The very first case involved a Vineland teacher fired after being arrested for running naked through an apartment complex parking lot. The arbitrator ruled in favor of the district. In that case, the teacher’s classroom performance did not come into question.
But the Newark case before Gregory, a St. John’s University law professor and one of 25 arbitrators chosen to hear tenure cases under the new law, was all about the teacher’s classroom evaluations and how they were carried out.
This is hardly expected to be an isolated case for Newark, as the district under Superintendent Cami Anderson filed close to 50 tenure charges at the end of last year, officials said.
Under the new law, the judgments of the evaluations themselves cannot be contested, only whether the process was properly followed and whether, among other standards, it had breached the bounds of “arbitrary and capricious.”
In a colorfully worded decision that invoked former US Supreme Court Justice Felix Frankfurter, Gregory detailed the various evaluations conducted by Williams’ principal at Miller Street School, Shakira Miller-Harrington, and said there was evidence that Williams did not meet the necessary standards.
Using formal teacher evaluation tools that are becoming commonplace under the law, Williams had received ranking of 0 on a scale of 5 in a majority of categories and subcategories, including instruction, planning and preparation, and classroom environment.
But Gregory said the inconsistency came in the principal’s narrative that followed the numerical grades, where Miller-Harrington only had praise in her observations of Williams’ instruction in the classroom.
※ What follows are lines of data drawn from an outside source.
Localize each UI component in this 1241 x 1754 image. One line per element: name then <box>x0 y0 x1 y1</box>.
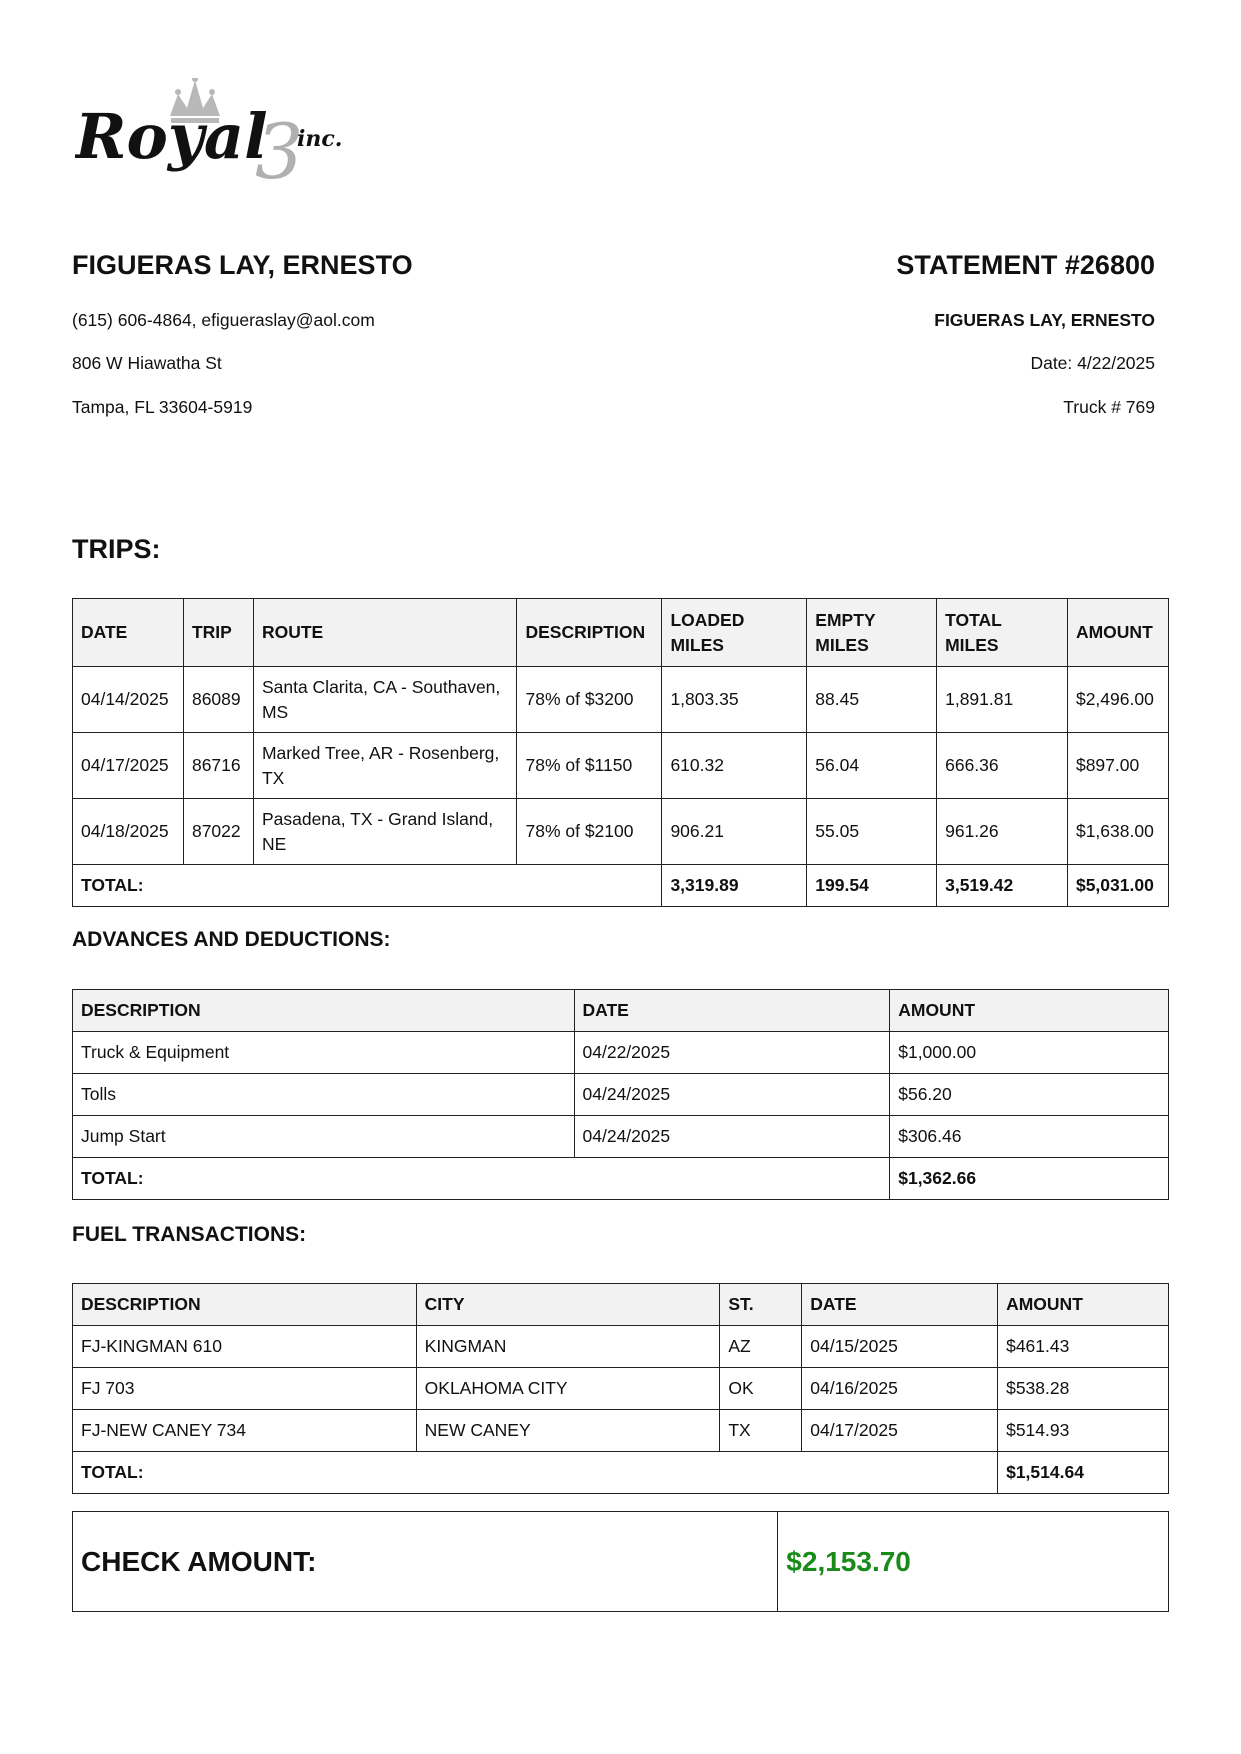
total-amount: $1,362.66 <box>890 1158 1169 1200</box>
cell: KINGMAN <box>416 1326 720 1368</box>
cell: NEW CANEY <box>416 1410 720 1452</box>
total-amount: $1,514.64 <box>998 1452 1169 1494</box>
cell: Jump Start <box>73 1116 575 1158</box>
table-row <box>73 1410 1169 1452</box>
cell: 1,891.81 <box>937 667 1068 733</box>
cell: TX <box>720 1410 802 1452</box>
total-row <box>73 1452 1169 1494</box>
cell: Marked Tree, AR - Rosenberg, TX <box>253 733 517 799</box>
column-header: ST. <box>720 1284 802 1326</box>
svg-text:3: 3 <box>255 107 304 190</box>
table-row <box>73 1116 1169 1158</box>
column-header: EMPTY MILES <box>807 599 937 667</box>
fuel-table <box>72 1283 1169 1494</box>
trips-table <box>72 598 1169 907</box>
statement-date: Date: 4/22/2025 <box>1030 353 1155 373</box>
column-header: DESCRIPTION <box>73 990 575 1032</box>
total-row <box>73 865 1169 907</box>
total-label: TOTAL: <box>73 865 662 907</box>
column-header: TRIP <box>183 599 253 667</box>
advances-heading: ADVANCES AND DEDUCTIONS: <box>72 928 391 951</box>
cell: 610.32 <box>662 733 807 799</box>
cell: OK <box>720 1368 802 1410</box>
check-amount-value: $2,153.70 <box>778 1512 1169 1612</box>
fuel-heading: FUEL TRANSACTIONS: <box>72 1223 307 1246</box>
statement-title: STATEMENT #26800 <box>896 250 1155 280</box>
cell: 78% of $3200 <box>517 667 662 733</box>
advances-table <box>72 989 1169 1200</box>
cell: 04/17/2025 <box>802 1410 998 1452</box>
column-header: DESCRIPTION <box>517 599 662 667</box>
cell: AZ <box>720 1326 802 1368</box>
svg-text:inc.: inc. <box>297 126 343 152</box>
truck-number: Truck # 769 <box>1063 397 1155 417</box>
svg-text:Royal: Royal <box>75 100 268 173</box>
cell: 906.21 <box>662 799 807 865</box>
driver-address-2: Tampa, FL 33604-5919 <box>72 397 253 417</box>
trips-heading: TRIPS: <box>72 534 161 564</box>
cell: 04/24/2025 <box>574 1074 890 1116</box>
column-header: DATE <box>802 1284 998 1326</box>
column-header: AMOUNT <box>1067 599 1168 667</box>
cell: $2,496.00 <box>1067 667 1168 733</box>
column-header: DATE <box>73 599 184 667</box>
total-label: TOTAL: <box>73 1452 998 1494</box>
driver-name: FIGUERAS LAY, ERNESTO <box>72 250 413 280</box>
cell: 1,803.35 <box>662 667 807 733</box>
cell: 04/16/2025 <box>802 1368 998 1410</box>
column-header: DATE <box>574 990 890 1032</box>
cell: $538.28 <box>998 1368 1169 1410</box>
cell: 666.36 <box>937 733 1068 799</box>
column-header: ROUTE <box>253 599 517 667</box>
cell: 04/24/2025 <box>574 1116 890 1158</box>
table-row <box>73 733 1169 799</box>
cell: FJ-NEW CANEY 734 <box>73 1410 417 1452</box>
cell: $306.46 <box>890 1116 1169 1158</box>
cell: 86089 <box>183 667 253 733</box>
table-header-row <box>73 599 1169 667</box>
cell: 78% of $2100 <box>517 799 662 865</box>
total-miles: 3,519.42 <box>937 865 1068 907</box>
cell: OKLAHOMA CITY <box>416 1368 720 1410</box>
table-row <box>73 1074 1169 1116</box>
total-label: TOTAL: <box>73 1158 890 1200</box>
cell: 961.26 <box>937 799 1068 865</box>
cell: 88.45 <box>807 667 937 733</box>
statement-name: FIGUERAS LAY, ERNESTO <box>934 310 1155 330</box>
table-row <box>73 1326 1169 1368</box>
cell: $56.20 <box>890 1074 1169 1116</box>
cell: Tolls <box>73 1074 575 1116</box>
cell: Santa Clarita, CA - Southaven, MS <box>253 667 517 733</box>
table-row <box>73 1368 1169 1410</box>
total-row <box>73 1158 1169 1200</box>
cell: 87022 <box>183 799 253 865</box>
table-row <box>73 799 1169 865</box>
cell: 56.04 <box>807 733 937 799</box>
column-header: DESCRIPTION <box>73 1284 417 1326</box>
cell: 86716 <box>183 733 253 799</box>
column-header: AMOUNT <box>890 990 1169 1032</box>
column-header: CITY <box>416 1284 720 1326</box>
cell: $461.43 <box>998 1326 1169 1368</box>
check-row <box>73 1512 1169 1612</box>
column-header: LOADED MILES <box>662 599 807 667</box>
table-header-row <box>73 1284 1169 1326</box>
cell: $1,000.00 <box>890 1032 1169 1074</box>
cell: 04/14/2025 <box>73 667 184 733</box>
company-logo <box>75 78 385 190</box>
cell: $897.00 <box>1067 733 1168 799</box>
cell: 55.05 <box>807 799 937 865</box>
check-amount-table <box>72 1511 1169 1612</box>
cell: 78% of $1150 <box>517 733 662 799</box>
column-header: AMOUNT <box>998 1284 1169 1326</box>
cell: Pasadena, TX - Grand Island, NE <box>253 799 517 865</box>
cell: FJ-KINGMAN 610 <box>73 1326 417 1368</box>
driver-contact: (615) 606-4864, efigueraslay@aol.com <box>72 310 375 330</box>
cell: 04/15/2025 <box>802 1326 998 1368</box>
total-empty-miles: 199.54 <box>807 865 937 907</box>
table-row <box>73 1032 1169 1074</box>
column-header: TOTAL MILES <box>937 599 1068 667</box>
cell: 04/17/2025 <box>73 733 184 799</box>
cell: FJ 703 <box>73 1368 417 1410</box>
total-amount: $5,031.00 <box>1067 865 1168 907</box>
cell: 04/18/2025 <box>73 799 184 865</box>
cell: 04/22/2025 <box>574 1032 890 1074</box>
table-header-row <box>73 990 1169 1032</box>
table-row <box>73 667 1169 733</box>
cell: $514.93 <box>998 1410 1169 1452</box>
cell: $1,638.00 <box>1067 799 1168 865</box>
cell: Truck & Equipment <box>73 1032 575 1074</box>
total-loaded-miles: 3,319.89 <box>662 865 807 907</box>
driver-address-1: 806 W Hiawatha St <box>72 353 222 373</box>
check-amount-label: CHECK AMOUNT: <box>73 1512 778 1612</box>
Quoting the narrative’s praise of Williams’ interaction with students and use of language, the arbitrator called it a “stark and stunning 180-degree turn.”
“The teacher oral and written communication is clear and expressive, anticipating possible student misconceptions,” Gregory quoted from the evaluation. “Teacher’s well-chosen vocabulary enriches the lesson and serves as a positive model.”
The arbitrator in his decision wrote the extremes were too stark: “I simply note the stunning facial contradiction on the annual performance review, with its blatant contradictory results shattering any norms of process. Charging the (teacher) with inefficiency within days of this narrative is the quintessence of arbitrary and capricious action.”
A district spokeswoman last night declined to comment.
But Stuart Ball, the lawyer for Williams, noted that the decision was speedy, with the arbitrator issuing a summary judgment without even holding a hearing.
“The arbitrator obviously found too much of a disconnect,” Ball said. “We were complaining that everything (in the process) was up for grabs, but we never even got to that.”
With Gregory’s decision, Ball said his client would be reinstated to his position at Miller Street and would receive back pay.
Ball was more critical of the arbitration process as a whole, under the new law, with its tight time restrictions requiring that cases be decided within 45 days after a hearing and limiting the pay that arbitrators can make.
“The process is draconian, and I think in time they’ll find out it’s not workable,” Ball said. “I know the politicians wanted everything quicker and cheaper. And we were fortunate in our decision. But the other cases going on are going to be under terrific time pressures.”